Il y a un an et demi, un projet de loi qui était en discussion sur la coopération a été adopté avec un amendement sur la langue et le culturel que nous avons produit : notre priorité n’est pas le multilatéral (trop vaste) mais le bilatéral, pour mieux maîtriser les budgets accordés avec pour priorité ce qui relève de l’espace francophone. C’est inscrit dans la loi. Ensuite il y a de nombreux pays francophones. L’AFD, c’est une banque, et en priorité elle prête de l’argent (environ deux cents millions d’euros de dons) ; les Britanniques eux donnent un milliard et choisissent ensuite leur coopération et l’emploi de ces dons ; de notre côté, on pense à l’intérêt des prêts et à celui qui va nous rapporter davantage ; on prête aussi à des pays qui n’en ont pas besoin

comme la Chine.

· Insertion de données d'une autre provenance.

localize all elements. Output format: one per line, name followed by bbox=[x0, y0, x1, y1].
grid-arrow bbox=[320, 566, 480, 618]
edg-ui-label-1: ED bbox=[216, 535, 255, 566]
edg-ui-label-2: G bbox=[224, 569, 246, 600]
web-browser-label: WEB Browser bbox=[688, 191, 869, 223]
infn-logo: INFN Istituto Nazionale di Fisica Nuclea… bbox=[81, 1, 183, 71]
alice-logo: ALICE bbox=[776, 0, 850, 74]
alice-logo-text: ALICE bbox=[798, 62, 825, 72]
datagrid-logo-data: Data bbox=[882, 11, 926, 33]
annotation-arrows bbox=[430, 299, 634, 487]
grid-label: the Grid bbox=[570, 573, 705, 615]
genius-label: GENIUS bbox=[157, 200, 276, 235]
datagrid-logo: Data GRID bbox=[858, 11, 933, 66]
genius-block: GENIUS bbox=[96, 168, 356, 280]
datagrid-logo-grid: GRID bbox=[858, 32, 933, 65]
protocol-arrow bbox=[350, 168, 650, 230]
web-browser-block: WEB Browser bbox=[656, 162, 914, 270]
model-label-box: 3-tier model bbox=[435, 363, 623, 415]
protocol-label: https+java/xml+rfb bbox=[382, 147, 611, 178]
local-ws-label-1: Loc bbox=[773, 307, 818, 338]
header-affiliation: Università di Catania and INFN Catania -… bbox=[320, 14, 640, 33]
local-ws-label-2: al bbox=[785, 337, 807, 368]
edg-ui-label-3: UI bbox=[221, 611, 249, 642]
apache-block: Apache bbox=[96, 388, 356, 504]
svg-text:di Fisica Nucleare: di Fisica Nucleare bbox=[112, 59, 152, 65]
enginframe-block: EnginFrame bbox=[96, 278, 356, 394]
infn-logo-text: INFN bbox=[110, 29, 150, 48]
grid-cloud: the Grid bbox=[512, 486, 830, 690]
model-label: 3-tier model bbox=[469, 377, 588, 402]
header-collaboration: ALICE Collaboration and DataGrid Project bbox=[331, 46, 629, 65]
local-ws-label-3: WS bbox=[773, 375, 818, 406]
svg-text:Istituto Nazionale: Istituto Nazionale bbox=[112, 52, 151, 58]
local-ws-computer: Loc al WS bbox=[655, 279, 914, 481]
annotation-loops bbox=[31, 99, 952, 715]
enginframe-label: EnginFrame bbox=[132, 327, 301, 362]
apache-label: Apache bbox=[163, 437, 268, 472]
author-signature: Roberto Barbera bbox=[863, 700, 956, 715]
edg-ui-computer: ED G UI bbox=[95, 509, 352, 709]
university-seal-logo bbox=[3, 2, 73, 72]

La stratégie globale est à revoir. La dernière publication de l’AFD est bilingue français/anglais pourquoi ? L’Agence française de développement doit publier en français uniquement. Laurent Galissot MAE

L’AFD incarne le morcellement des mandats ; on ne voit pas l’ensemble de la filière ; la question c’est le continuum. Dans le système éducatif français on ne voit pas la continuité de ce que l’on fait et c’est un handicap. L’AFD a besoin d’expertise pédagogique ; on n’a pas trouvé encore à faire le lien entre le bailleur, les experts et le substrat qui en est la francophonie ; c’est imposé mais on n’y adhère pas ; la Francophonie n’apporte pas grand chose. Les faits et la réalité francophones sont très ambivalents.

Pouria AMIRSHAHI

Utilisez-moi donc. Engagez des projets. Je conçois les difficultés mais utilisez les forces vives.

Je conclus. Certainement il y a une mise en réseau pour les enjeux éducatifs, mais pas uniquement. La mise en commun présuppose un réseau engagé. Faisons un clip qui serait diffusé via internet dans plusieurs pays, avec quatre ou cinq pays proposant un projet, une initiative. Manuela Ferrera-Pinto :

Nous retenons votre projet de premier cercle francophone et votre appel à l’engagement. Unissez-vous, engagez-vous. Nous continuerons à le faire.